Quality master data is vital to fuel predictive maintenance strategies. Without it, effective and efficient maintenance and operations will remain out of reach for organizations. This problem is magnified for heavy asset operators as poor quality data can significantly impact the bottom line and have safety implications. Data cleansing, governance, and management are critical if organizations want to streamline maintenance work and eliminate costly disruptions. An organization that makes decisions based on poor quality data opens the door up to financial and, in the case of many predictive maintenance situations, safety implications.
So How Can Organizations Improve Data Quality?
As organizations strive to manage data effectively and efficiently, they will increasingly need to integrate intelligent technologies, including artificial intelligence (AI) and machine learning (ML).

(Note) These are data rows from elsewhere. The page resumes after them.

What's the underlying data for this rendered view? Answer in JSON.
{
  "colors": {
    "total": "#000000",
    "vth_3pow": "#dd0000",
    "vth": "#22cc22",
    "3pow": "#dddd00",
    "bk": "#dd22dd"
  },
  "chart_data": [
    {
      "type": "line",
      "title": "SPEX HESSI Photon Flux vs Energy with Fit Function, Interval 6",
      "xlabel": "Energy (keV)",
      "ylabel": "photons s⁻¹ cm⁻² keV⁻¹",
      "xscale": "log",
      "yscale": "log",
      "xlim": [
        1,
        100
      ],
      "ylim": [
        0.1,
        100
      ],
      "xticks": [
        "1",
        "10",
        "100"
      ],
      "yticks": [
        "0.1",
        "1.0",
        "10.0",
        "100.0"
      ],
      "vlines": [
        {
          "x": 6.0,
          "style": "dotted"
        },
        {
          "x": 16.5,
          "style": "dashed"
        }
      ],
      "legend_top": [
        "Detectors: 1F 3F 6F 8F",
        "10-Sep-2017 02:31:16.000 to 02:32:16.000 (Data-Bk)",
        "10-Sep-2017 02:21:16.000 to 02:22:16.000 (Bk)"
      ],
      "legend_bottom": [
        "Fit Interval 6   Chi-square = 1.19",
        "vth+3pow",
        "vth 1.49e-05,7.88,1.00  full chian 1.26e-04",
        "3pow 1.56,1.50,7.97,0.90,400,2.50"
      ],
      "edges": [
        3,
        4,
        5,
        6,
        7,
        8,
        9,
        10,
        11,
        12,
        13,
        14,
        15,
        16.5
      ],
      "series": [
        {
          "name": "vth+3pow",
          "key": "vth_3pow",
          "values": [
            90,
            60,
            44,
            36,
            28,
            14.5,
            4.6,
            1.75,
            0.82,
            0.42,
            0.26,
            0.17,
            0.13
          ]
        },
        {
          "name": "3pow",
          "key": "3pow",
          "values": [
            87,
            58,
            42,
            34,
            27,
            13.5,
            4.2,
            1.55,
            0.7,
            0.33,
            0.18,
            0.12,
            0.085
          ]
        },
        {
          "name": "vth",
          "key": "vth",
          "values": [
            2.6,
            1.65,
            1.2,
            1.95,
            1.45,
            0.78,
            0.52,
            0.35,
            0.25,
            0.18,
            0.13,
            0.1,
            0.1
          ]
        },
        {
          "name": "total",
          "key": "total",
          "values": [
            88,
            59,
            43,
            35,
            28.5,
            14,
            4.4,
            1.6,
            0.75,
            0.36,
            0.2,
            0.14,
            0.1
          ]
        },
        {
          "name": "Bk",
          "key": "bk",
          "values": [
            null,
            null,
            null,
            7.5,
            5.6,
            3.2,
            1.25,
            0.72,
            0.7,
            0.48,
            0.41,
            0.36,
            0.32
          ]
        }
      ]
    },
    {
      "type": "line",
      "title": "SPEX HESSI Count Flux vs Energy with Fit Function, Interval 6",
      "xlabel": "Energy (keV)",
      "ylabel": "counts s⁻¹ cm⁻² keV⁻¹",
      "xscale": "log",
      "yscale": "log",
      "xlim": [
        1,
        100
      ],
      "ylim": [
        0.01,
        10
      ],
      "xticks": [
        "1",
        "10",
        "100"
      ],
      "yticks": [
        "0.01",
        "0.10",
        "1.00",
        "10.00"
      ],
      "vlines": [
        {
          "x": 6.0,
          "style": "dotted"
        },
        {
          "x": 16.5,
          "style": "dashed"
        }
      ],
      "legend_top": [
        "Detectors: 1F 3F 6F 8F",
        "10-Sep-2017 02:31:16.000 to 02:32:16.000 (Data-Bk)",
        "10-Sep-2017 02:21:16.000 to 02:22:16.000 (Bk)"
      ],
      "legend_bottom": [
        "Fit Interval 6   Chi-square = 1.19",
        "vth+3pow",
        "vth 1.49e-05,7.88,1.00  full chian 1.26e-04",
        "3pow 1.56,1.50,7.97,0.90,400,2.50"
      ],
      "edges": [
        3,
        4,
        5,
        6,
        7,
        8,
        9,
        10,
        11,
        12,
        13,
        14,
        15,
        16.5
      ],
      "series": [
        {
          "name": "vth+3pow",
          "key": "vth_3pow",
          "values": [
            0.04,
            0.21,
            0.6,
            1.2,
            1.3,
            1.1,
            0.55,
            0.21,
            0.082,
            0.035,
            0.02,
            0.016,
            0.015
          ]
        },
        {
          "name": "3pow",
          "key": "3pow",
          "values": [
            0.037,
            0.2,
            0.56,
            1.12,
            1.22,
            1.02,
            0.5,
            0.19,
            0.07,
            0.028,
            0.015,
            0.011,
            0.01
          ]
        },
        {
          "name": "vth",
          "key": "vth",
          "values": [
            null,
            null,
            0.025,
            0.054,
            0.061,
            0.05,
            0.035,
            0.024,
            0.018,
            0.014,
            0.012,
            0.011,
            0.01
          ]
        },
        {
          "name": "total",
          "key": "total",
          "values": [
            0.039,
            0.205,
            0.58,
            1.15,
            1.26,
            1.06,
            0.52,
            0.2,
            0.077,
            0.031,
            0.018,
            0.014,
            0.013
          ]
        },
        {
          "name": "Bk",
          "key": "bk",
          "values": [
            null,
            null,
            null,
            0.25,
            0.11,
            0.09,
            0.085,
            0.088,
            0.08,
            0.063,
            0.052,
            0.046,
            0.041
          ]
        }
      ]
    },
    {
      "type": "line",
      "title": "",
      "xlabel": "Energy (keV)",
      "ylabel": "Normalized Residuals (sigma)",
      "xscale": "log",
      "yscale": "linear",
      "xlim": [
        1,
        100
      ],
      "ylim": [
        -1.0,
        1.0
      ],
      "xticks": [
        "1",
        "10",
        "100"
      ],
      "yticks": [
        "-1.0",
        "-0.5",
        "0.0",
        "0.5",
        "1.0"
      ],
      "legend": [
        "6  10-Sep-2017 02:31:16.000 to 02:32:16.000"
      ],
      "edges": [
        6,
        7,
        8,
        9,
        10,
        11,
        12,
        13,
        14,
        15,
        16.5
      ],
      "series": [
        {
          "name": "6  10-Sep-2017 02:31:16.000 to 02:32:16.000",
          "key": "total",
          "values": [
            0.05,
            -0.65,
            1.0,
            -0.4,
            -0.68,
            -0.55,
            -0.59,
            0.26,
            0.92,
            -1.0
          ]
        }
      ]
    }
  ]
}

They will use the power of these technologies to help aggregate and interpret the vast array of available data. With AI and maintenance software, enterprises can garner meaningful insights and data points to optimize maintenance efforts. Intelligent technologies are critical as organizations strive to have the right insights to keep their critical assets productive with minimal downtime. For example, ML can detect failure patterns in data, helping businesses maintain equipment health more effectively.
As enterprises look to predictive maintenance to help optimize operations, they must focus on Data Quality to ensure that they have an accurate, single view of data to drive maintenance decisions. Armed with quality data, organizations can schedule and distribute necessary downtime to cause minimum disruption and prevent unplanned outages. Quality data drives better decision-making, improved business processes, and greater competitiveness.
The rollout of 5G will only add to the explosive growth of data, putting even more pressure on organizations to transform how they cleanse and manage their data. Effective Data Management is the key to creating a more competitive organization, but traditional approaches will fail in our connected world. By prioritizing Data Quality and integrating intelligent technologies, organizations will improve Data Governance and Master Data Management. For industrial enterprises looking for a roadmap to realize the benefits of digital transformation, focusing on quality master data is the key to success in 2021.